Mitch spat on the ground and refused to dignify that with a reply. So far as is known, that was the last exchange between Lt. Colonel George Armstrong Custer and scout Mitch Bouyer . . . at least on this earth. Although it is strongly suspected that just before Custer and his men were overwhelmed on a piece of ground that some would call Last Stand Hill, Bouyer gave Custer a thorough cussing; surely he was not alone in doing that.
Bloody Knife looked up at the sun and said goodbye to it, using sign language.
Jamie rode to the head of the column and said to Major Reno, “Custer’s turned away from us.”
“What!”
“He’s heading downstream.”
Reno considered the situation, cussed for a moment, then shrugged his shoulders. “We have our orders, Mr. MacCallister. We must follow them.”
“Indeed we must,” Jamie replied.
Lt. Varnum and most of the scouts rode up to join Reno’s column.
“What the hell? . . .” Reno exclaimed.
“Bouyer sent us to join you,” one of the scouts said. “He said there is no point in all of us dying this day.”
“The man has uncommon good sense,” Jamie muttered. “But I wonder why he didn’t save himself?”
Reno heard Jamie’s comments but chose not to reply to them. He twisted in the saddle and looked back at the column, doing some quick arithmetic. He had about one hundred and thirty-five officers and men, and some fifteen or sixteen scouts.
Then, faintly, he heard the first shots of the day being fired.
“We’re in it now,” Reno muttered, not knowing that the shots were not coming from Custer’s men attacking the Indians, but from Indians attacking Custer from ambush.
“Let’s water our horses up ahead,” Jamie suggested, pointing to the river. “And ourselves,” he added. “We might not get another chance.”
Horses watered and cantee
ns filled, Reno and his men forded the river and regrouped on the other side, the Indian village about three miles away. Reno positioned his men in the classic cavalry line and lifted his arm. “Charge!” he shouted, and the long blue line galloped forward.
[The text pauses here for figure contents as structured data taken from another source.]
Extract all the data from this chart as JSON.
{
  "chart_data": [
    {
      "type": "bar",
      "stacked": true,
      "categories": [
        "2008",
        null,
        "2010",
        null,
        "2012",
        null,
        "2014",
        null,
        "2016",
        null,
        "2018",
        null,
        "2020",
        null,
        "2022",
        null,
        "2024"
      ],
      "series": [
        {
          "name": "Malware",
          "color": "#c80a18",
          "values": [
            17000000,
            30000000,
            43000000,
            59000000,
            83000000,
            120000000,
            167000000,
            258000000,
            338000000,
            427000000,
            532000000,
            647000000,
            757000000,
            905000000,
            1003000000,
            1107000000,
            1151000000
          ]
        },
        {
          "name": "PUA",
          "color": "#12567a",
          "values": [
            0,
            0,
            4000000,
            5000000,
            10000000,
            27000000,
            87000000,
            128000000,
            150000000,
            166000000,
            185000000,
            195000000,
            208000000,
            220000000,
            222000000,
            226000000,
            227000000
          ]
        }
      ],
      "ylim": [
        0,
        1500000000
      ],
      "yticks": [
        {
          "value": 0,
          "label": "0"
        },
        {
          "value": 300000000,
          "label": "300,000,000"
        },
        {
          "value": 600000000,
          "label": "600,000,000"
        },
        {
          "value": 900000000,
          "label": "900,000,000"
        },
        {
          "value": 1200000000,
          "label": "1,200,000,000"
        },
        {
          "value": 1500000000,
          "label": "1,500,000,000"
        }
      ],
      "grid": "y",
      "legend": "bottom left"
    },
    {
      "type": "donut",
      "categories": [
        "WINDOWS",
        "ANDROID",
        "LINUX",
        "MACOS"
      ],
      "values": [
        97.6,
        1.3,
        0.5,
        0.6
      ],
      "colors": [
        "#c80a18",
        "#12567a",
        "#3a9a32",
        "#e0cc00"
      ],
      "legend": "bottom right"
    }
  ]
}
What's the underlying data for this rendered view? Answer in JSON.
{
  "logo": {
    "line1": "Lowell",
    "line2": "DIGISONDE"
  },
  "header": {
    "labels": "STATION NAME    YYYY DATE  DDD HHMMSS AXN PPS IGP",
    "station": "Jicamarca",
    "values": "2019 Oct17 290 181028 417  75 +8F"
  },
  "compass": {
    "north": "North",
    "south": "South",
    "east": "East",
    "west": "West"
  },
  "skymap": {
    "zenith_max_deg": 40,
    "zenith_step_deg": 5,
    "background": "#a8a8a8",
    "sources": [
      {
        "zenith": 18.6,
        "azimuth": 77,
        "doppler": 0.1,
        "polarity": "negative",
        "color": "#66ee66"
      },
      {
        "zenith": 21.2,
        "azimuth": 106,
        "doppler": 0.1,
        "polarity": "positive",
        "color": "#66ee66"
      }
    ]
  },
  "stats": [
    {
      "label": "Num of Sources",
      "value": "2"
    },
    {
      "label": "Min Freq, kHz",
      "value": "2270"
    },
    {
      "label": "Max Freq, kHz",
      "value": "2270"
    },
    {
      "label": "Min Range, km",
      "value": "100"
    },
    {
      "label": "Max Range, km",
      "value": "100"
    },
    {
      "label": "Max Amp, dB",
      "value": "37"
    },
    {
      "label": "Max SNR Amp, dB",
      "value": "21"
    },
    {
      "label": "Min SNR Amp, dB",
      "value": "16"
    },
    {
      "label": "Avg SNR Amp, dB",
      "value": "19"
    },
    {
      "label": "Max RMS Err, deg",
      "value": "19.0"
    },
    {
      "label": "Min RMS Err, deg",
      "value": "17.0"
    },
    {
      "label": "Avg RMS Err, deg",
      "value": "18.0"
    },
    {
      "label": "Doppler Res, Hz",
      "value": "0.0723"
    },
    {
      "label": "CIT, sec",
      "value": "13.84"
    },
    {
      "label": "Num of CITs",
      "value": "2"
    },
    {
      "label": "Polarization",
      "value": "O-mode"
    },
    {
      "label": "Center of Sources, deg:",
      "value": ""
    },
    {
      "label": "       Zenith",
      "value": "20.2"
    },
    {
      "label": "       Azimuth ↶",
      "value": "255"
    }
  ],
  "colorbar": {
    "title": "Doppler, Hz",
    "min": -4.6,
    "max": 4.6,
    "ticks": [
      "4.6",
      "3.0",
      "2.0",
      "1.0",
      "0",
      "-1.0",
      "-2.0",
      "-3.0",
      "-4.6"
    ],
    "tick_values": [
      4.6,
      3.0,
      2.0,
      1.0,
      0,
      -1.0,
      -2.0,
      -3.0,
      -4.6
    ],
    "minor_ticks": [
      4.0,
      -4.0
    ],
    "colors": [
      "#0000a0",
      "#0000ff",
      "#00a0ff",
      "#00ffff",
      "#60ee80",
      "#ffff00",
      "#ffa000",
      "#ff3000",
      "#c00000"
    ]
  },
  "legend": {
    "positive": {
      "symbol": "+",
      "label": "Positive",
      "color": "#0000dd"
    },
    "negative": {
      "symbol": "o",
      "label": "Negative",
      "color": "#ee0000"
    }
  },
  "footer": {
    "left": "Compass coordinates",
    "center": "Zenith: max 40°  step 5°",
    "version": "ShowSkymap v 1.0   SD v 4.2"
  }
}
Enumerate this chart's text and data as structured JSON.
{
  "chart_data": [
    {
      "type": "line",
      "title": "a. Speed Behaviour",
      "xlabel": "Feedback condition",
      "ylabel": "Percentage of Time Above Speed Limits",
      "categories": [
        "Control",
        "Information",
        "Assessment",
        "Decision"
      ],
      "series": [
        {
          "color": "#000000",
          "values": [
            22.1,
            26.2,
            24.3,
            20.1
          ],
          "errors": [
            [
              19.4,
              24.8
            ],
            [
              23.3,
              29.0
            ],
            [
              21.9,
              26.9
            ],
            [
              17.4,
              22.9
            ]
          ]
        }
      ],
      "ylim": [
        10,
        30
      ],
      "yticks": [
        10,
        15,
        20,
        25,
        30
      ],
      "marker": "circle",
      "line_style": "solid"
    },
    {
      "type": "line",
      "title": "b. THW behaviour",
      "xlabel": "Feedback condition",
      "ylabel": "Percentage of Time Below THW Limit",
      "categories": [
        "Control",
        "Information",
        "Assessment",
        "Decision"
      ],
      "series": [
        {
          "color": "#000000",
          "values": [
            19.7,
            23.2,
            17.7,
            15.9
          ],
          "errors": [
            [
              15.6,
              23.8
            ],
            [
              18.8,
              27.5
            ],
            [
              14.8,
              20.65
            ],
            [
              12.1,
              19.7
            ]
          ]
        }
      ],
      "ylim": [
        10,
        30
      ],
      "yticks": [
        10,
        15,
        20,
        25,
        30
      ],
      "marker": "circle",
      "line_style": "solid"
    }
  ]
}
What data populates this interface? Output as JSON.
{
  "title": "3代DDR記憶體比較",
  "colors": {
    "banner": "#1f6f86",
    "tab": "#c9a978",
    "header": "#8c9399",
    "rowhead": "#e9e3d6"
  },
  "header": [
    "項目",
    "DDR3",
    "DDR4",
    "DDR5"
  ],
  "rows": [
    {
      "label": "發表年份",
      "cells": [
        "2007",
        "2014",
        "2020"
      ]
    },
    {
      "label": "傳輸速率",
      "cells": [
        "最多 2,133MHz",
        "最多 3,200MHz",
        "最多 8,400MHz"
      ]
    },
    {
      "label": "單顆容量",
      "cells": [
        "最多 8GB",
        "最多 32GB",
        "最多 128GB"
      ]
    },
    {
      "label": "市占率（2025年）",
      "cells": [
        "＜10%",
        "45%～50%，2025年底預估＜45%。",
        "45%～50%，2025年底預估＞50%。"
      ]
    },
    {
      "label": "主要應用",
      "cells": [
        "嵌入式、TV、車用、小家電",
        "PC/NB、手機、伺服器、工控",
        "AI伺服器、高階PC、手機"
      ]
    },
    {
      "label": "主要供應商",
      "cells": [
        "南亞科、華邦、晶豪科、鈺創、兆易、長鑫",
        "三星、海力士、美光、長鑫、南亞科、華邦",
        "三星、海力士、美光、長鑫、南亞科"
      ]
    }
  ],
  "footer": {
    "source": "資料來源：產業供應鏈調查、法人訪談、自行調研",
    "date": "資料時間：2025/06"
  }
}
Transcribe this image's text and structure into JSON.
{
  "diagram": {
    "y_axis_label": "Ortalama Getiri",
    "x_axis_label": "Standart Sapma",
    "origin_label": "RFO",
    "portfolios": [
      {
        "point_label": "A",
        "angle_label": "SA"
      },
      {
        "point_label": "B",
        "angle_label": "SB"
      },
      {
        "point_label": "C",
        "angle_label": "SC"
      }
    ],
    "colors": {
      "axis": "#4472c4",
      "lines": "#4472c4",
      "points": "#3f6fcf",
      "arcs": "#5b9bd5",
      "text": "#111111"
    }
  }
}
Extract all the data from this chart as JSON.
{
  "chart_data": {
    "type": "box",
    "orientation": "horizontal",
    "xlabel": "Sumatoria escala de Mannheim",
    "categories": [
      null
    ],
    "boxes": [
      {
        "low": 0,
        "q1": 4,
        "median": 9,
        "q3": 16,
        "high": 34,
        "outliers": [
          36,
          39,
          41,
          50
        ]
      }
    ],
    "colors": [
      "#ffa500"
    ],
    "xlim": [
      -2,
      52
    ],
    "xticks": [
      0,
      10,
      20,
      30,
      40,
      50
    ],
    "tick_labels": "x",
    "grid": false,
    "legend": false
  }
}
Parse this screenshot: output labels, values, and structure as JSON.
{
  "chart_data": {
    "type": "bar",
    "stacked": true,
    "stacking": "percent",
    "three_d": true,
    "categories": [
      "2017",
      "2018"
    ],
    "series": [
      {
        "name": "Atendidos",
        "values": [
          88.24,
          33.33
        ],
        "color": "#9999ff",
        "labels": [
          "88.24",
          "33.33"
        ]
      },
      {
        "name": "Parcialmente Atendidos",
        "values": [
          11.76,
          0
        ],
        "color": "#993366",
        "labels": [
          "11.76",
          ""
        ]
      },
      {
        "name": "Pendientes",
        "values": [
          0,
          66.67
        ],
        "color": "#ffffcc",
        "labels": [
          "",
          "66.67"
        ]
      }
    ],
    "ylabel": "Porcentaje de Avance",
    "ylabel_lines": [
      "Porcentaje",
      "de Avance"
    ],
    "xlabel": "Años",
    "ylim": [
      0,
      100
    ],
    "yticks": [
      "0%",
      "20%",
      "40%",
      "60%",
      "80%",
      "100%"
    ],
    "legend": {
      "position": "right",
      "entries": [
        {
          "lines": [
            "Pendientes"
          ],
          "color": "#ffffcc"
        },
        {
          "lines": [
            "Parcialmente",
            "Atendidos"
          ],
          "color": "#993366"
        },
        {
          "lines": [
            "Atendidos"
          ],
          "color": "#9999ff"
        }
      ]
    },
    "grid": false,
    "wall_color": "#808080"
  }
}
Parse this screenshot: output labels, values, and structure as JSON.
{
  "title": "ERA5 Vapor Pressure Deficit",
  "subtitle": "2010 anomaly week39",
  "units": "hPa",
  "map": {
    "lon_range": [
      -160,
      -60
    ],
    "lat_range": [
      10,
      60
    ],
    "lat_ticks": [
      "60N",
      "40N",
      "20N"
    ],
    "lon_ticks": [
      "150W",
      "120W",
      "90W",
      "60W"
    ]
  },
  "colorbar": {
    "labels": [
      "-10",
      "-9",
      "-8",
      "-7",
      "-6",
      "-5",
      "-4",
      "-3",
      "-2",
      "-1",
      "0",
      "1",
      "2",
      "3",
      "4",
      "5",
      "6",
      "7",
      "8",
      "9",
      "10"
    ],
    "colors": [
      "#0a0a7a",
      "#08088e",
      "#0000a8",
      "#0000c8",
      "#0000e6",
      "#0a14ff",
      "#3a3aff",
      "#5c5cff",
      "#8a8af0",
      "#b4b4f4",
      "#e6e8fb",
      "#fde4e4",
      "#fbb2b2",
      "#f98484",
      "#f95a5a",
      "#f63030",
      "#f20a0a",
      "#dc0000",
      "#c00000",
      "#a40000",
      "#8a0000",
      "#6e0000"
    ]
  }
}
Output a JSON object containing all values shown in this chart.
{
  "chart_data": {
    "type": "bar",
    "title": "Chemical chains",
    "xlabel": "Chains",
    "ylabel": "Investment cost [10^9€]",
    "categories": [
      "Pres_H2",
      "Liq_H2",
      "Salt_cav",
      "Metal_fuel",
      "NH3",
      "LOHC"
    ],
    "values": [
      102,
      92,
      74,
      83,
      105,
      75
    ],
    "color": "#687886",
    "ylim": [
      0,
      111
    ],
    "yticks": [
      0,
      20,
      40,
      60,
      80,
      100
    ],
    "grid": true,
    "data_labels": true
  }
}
The village Reno and his pitifully small detachment were attacking was a Hunkpapa village, under the leadership of Chief Gall. The Indians started shouting as the cavalry charge became evident, and Crazy Horse, in another village, heard the shouting and leaped onto his pony, racing toward the sound of yelling and gunfire.
“Fall back, fall back to me!” Crazy Horse yelled from his pony. “Let them come on!”
The Indians began running back toward the village.
Reno saw the movement and picked up immediately on what the Indians were doing. He halted the charge.
“It’s a trap!” he shouted. “Don’t fall for it.”
Reno ordered his men to dismount; every fourth man would hold four horses, and the others would form a skirmish line. He had already lost some men; others had become scattered as their horses had panicked and tossed them to the ground. Some riders (many of whom were ill-trained new recruits) could not control their animals and could do little more than try to stay in the saddle until the horse wore itself out.
Reno had about eighty-five men left, including the scouts. He had no idea where Custer was. One end of the skirmish line was in the timber. The men were standing about eight feet apart, weapons at the ready.
Reno’s charge was halted, and thus, technically, he had disobeyed Custer’s orders. But had he gone on into the village, he and his men would have been slaughtered within seconds. It was a tough field decision to call, but Major Reno was right in making it.
“The woods!” Jamie called, and Reno nodded his head in agreement, having already made up his mind to take to the woods for better cover.
Now, all any man could do was think of survival.
Reno looked around for Custer. But he had no way of knowing that Custer was miles away, across the river, attacking the village.
“Goddammit!” Reno cussed.
Some of the newer men were wildly firing their rifles, even though the enemy was far out of range.